In philosophy, it was the 18th century philosopher Gottfried Leibniz who first contemplated that “God’s mind included an infinity of possible worlds, of which he selected just one.” (Note that Leibniz coined the phrase, “the best of all possible worlds.”)
In quantum physics, the multitude of possible worlds appeared as an idea of the universe perceived as a tree, which can split into numerous parallel worlds; each a different possibility, but only one a reality to any one creature. Taleb’s says, “I am an essayist-trader in one of the parallel universes, plain dust in another.”
And finally, in economics, the idea of alternative histories/possible worlds is best explained through the scenario analysis, or rather, through the various “What Ifs.” Take the Dupont Model, for example, whereby each change of variable components delivers different end result.

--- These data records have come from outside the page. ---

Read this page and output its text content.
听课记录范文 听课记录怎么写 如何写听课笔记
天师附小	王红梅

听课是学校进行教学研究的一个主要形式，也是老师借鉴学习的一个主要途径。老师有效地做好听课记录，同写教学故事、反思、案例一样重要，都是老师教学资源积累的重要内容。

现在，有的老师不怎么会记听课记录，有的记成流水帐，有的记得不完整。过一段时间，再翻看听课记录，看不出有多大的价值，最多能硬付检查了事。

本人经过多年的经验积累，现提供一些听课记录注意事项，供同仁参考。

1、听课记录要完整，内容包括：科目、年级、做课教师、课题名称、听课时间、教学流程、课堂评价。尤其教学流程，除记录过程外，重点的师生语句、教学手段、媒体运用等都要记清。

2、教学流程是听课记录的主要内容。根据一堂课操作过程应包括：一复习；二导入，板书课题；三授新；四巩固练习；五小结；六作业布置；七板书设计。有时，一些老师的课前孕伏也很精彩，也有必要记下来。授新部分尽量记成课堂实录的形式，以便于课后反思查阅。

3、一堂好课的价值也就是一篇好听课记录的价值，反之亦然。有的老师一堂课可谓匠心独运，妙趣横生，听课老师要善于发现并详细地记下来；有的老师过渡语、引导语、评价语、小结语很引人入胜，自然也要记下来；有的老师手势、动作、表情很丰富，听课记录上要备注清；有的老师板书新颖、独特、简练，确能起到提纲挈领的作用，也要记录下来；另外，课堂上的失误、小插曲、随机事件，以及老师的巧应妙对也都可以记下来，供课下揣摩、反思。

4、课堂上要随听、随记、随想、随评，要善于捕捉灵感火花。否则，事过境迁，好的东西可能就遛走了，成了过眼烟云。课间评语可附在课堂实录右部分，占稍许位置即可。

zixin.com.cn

Revisiting the Russian roulette metaphor, Taleb states that, “Reality is far more vicious than Russian roulette. First, it delivers the fatal bullet rather infrequently, like a revolver that would have hundreds, even thousands of chambers instead of six. After a few dozen tries, one forgets about the existence of a bullet, under a numbing false sense of security.”
It is precisely that forgotten bullet that eventually catches up with every fool of randomness, as the fool is swept by the Black Swan event into oblivion. It is that same bullet that makes investors forget about all the losers. It is that same bullet that makes investors disregard risk management as too costly, even though it is perhaps the only thing separating their retirement from complete and utter disaster.